The next morning I double-checked with God to see if this trip was really going to be safe. Hearing nothing, I loaded the dog into the truck and sat there for 10 minutes waiting for him to calm down. Finally I gripped the steering wheel and said, “This is not looking good, God. But here we go. Please don’t leave me alone with this dog.” Before we were out of the parking lot the dog had destroyed the cardboard barrier I had erected between us and was attacking the moving windshield wipers. Of course, it had started to rain. As we pulled up to the toll booth entering the New Jersey turnpike, I carefully checked the height restrictions (and added some inches for the lights that were still in the roof). Feeling confident that I had outsmarted my klutziness, I proceeded. As I reached for the toll ticket, the dog lunged. The ticket flew out of my hand and blew down the highway. I fought off the dog, jumped out of the truck and grabbed the ticket. I raced back to the truck to find the dog sitting in the driver’s seat daring me to open the door. I glanced at the growing line of New Jersey drivers behind me miraculously none of them were honking grabbed the door handle and yelled, “Get the dog, God. I’m coming in.” The dog froze, I squeezed in beside him, gripped the steering wheel and announced, “OK, God, this is it.
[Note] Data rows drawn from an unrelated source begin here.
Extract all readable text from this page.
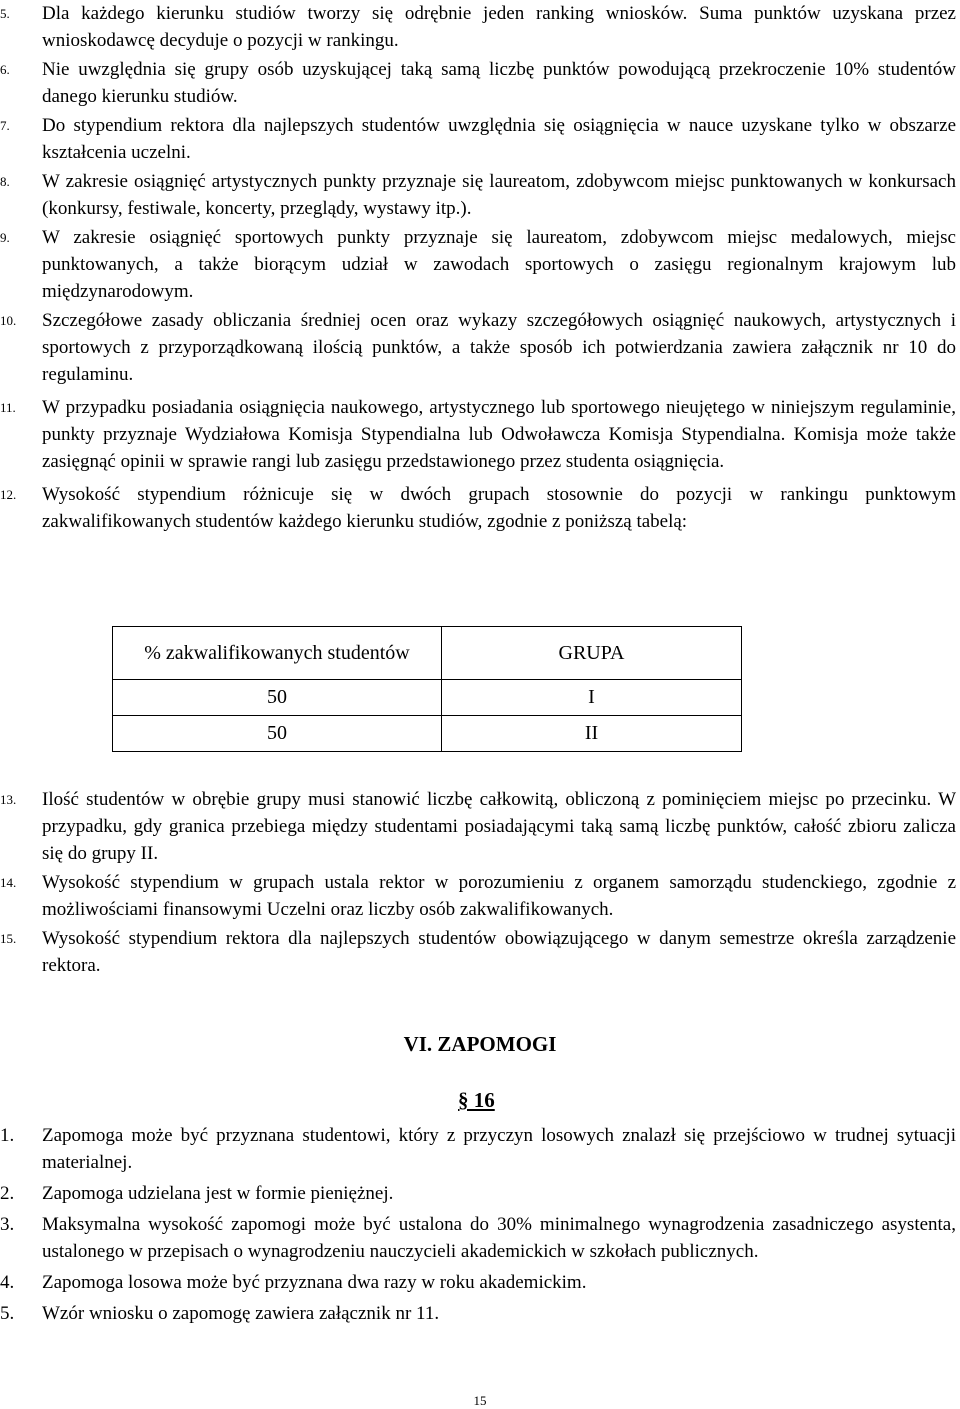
5. Dla każdego kierunku studiów tworzy się odrębnie jeden ranking wniosków. Suma punktów uzyskana przez wnioskodawcę decyduje o pozycji w rankingu.
6. Nie uwzględnia się grupy osób uzyskującej taką samą liczbę punktów powodującą przekroczenie 10% studentów danego kierunku studiów.
7. Do stypendium rektora dla najlepszych studentów uwzględnia się osiągnięcia w nauce uzyskane tylko w obszarze kształcenia uczelni.
8. W zakresie osiągnięć artystycznych punkty przyznaje się laureatom, zdobywcom miejsc punktowanych w konkursach (konkursy, festiwale, koncerty, przeglądy, wystawy itp.).
9. W zakresie osiągnięć sportowych punkty przyznaje się laureatom, zdobywcom miejsc medalowych, miejsc punktowanych, a także biorącym udział w zawodach sportowych o zasięgu regionalnym krajowym lub międzynarodowym.
10. Szczegółowe zasady obliczania średniej ocen oraz wykazy szczegółowych osiągnięć naukowych, artystycznych i sportowych z przyporządkowaną ilością punktów, a także sposób ich potwierdzania zawiera załącznik nr 10 do regulaminu.
11. W przypadku posiadania osiągnięcia naukowego, artystycznego lub sportowego nieujętego w niniejszym regulaminie, punkty przyznaje Wydziałowa Komisja Stypendialna lub Odwoławcza Komisja Stypendialna. Komisja może także zasięgnąć opinii w sprawie rangi lub zasięgu przedstawionego przez studenta osiągnięcia.
12. Wysokość stypendium różnicuje się w dwóch grupach stosownie do pozycji w rankingu punktowym zakwalifikowanych studentów każdego kierunku studiów, zgodnie z poniższą tabelą:
% zakwalifikowanych studentów	GRUPA
50	I
50	II
13. Ilość studentów w obrębie grupy musi stanowić liczbę całkowitą, obliczoną z pominięciem miejsc po przecinku. W przypadku, gdy granica przebiega między studentami posiadającymi taką samą liczbę punktów, całość zbioru zalicza się do grupy II.
14. Wysokość stypendium w grupach ustala rektor w porozumieniu z organem samorządu studenckiego, zgodnie z możliwościami finansowymi Uczelni oraz liczby osób zakwalifikowanych.
15. Wysokość stypendium rektora dla najlepszych studentów obowiązującego w danym semestrze określa zarządzenie rektora.
VI. ZAPOMOGI
§ 16
1. Zapomoga może być przyznana studentowi, który z przyczyn losowych znalazł się przejściowo w trudnej sytuacji materialnej.
2. Zapomoga udzielana jest w formie pieniężnej.
3. Maksymalna wysokość zapomogi może być ustalona do 30% minimalnego wynagrodzenia zasadniczego asystenta, ustalonego w przepisach o wynagrodzeniu nauczycieli akademickich w szkołach publicznych.
4. Zapomoga losowa może być przyznana dwa razy w roku akademickim.
5. Wzór wniosku o zapomogę zawiera załącznik nr 11.
15
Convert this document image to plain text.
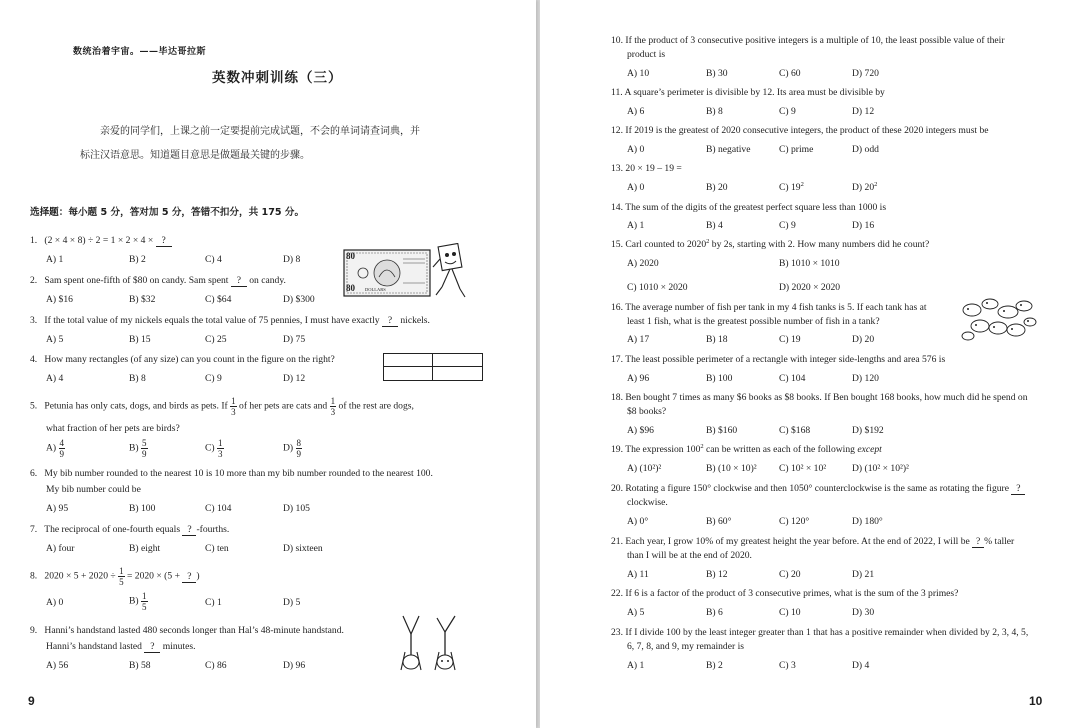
数统治着宇宙。——毕达哥拉斯
英数冲刺训练（三）
亲爱的同学们，上课之前一定要提前完成试题，不会的单词请查词典，并
标注汉语意思。知道题目意思是做题最关键的步骤。
选择题：每小题 5 分，答对加 5 分，答错不扣分，共 175 分。
1. (2 × 4 × 8) ÷ 2 = 1 × 2 × 4 × ?
A) 1	B) 2	C) 4	D) 8	80
80 DOLLARS
2. Sam spent one-fifth of $80 on candy. Sam spent ? on candy.
A) $16	B) $32	C) $64	D) $300
3. If the total value of my nickels equals the total value of 75 pennies, I must have exactly ? nickels.
A) 5	B) 15	C) 25	D) 75
4. How many rectangles (of any size) can you count in the figure on the right?
A) 4	B) 8	C) 9	D) 12
5. Petunia has only cats, dogs, and birds as pets. If $\frac{1}{3}$ of her pets are cats and $\frac{1}{3}$ of the rest are dogs,
what fraction of her pets are birds?
$A) \frac{4}{9}$	$B) \frac{5}{9}$	$C) \frac{1}{3}$	$D) \frac{8}{9}$
6. My bib number rounded to the nearest 10 is 10 more than my bib number rounded to the nearest 100.
My bib number could be
A) 95	B) 100	C) 104	D) 105
7. The reciprocal of one-fourth equals ? -fourths.
A) four	B) eight	C) ten	D) sixteen
8. $2020 \times 5 + 2020 \div \frac{1}{5} = 2020 \times (5$ + ? )
A) 0	$B) \frac{1}{5}$	C) 1	D) 5
9. Hanni’s handstand lasted 480 seconds longer than Hal’s 48-minute handstand.
Hanni’s handstand lasted ? minutes.
A) 56	B) 58	C) 86	D) 96
9
10. If the product of 3 consecutive positive integers is a multiple of 10, the least possible value of their
product is
A) 10	B) 30	C) 60	D) 720
11. A square’s perimeter is divisible by 12. Its area must be divisible by
A) 6	B) 8	C) 9	D) 12
12. If 2019 is the greatest of 2020 consecutive integers, the product of these 2020 integers must be
A) 0	B) negative	C) prime	D) odd
13. 20 × 19 – 19 =
A) 0	B) 20	C) $19^2$	D) $20^2$
14. The sum of the digits of the greatest perfect square less than 1000 is
A) 1	B) 4	C) 9	D) 16
15. Carl counted to 2020$^2$ by 2s, starting with 2. How many numbers did he count?
A) 2020	B) 1010 × 1010
C) 1010 × 2020	D) 2020 × 2020
16. The average number of fish per tank in my 4 fish tanks is 5. If each tank has at
least 1 fish, what is the greatest possible number of fish in a tank?
A) 17	B) 18	C) 19	D) 20
17. The least possible perimeter of a rectangle with integer side-lengths and area 576 is
A) 96	B) 100	C) 104	D) 120
18. Ben bought 7 times as many $6 books as $8 books. If Ben bought 168 books, how much did he spend on
$8 books?
A) $96	B) $160	C) $168	D) $192
19. The expression $100^2$ can be written as each of the following except
A) (10²)²	B) (10 × 10)² C) 10² × 10²	D) (10² × 10²)²
20. Rotating a figure 150° clockwise and then 1050° counterclockwise is the same as rotating the figure ?
clockwise.
A) 0°	B) 60°	C) 120°	D) 180°
21. Each year, I grow 10% of my greatest height the year before. At the end of 2022, I will be ? % taller
than I will be at the end of 2020.
A) 11	B) 12	C) 20	D) 21
22. If 6 is a factor of the product of 3 consecutive primes, what is the sum of the 3 primes?
A) 5	B) 6	C) 10	D) 30
23. If I divide 100 by the least integer greater than 1 that has a positive remainder when divided by 2, 3, 4, 5,
6, 7, 8, and 9, my remainder is
A) 1	B) 2	C) 3	D) 4
10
There’s no turning back now.” What a sight we must have been. A klutzy lady with a crazy dog cruising down I-80 in a U-Haul with bank lights on the roof. The cab filled with laughter as I reflected on what had already happened on this trip. Who would ever believe my report? Within a few miles the dog laid down and put his head in my lap. And for the next 14 hours he was calm while God and I enjoyed each other. We admired His beautiful handiwork along the way and talked about my gift. I asked him where He was when I was tearing the lights off the drive-thru. He reminded me He was there making sure I didn’t destroy the whole bank. And we laughed. U-Haul, however, wasn’t amused. They didn’t accept my suggestion that with its new ventilation and natural lighting the truck could be used for hauling live plants. In fact, the manager said the insurance I purchased would not cover the damage because it was due to negligence. I guess she doesn’t understand klutziness. I could only respond, “Whatever. Send me the bill.” As we left the store I whispered, “Did you hear that, God? You’re going to have to come up with quite a bit of money.”

I never heard from U-Haul, so I add that to the list of travel miracles. Never before or since has the dog ridden in a car without being heavily sedated and crated. Never before or since, have I stayed awake and alert for 14 hours in a moving vehicle. But many times before and many times since, I have laughed with God.

Oh sure, I have had my share of tragedies and grief. The sudden death of my son-in-law and the agonizingly slow death of my husband were times when my faith was nearly shattered. During those seasons of night, God and I cried together and I felt His everlasting arms. Yet it is our laughter that strengthens my faith. Worry destroys trust, and worry has been a struggle for everyone in my family for several generations. But I find it impossible to laugh and worry in the same moment. Therefore my gift of klutziness has become my blessing. Each time God and I laugh, I cast my care. Each time I cast my care, my faith increases.

Perhaps I should apologize for sounding as though I am not taking God seriously. But I won’t. I spent my childhood and youth being terrified of Him and I can’t return to that level of relationship. Ponder the words of the old hymn Jesus Is All the World to Me. When I am sad, to Him I go. No other one can cheer me so. When I am sad, He makes me glad. He’s my friend!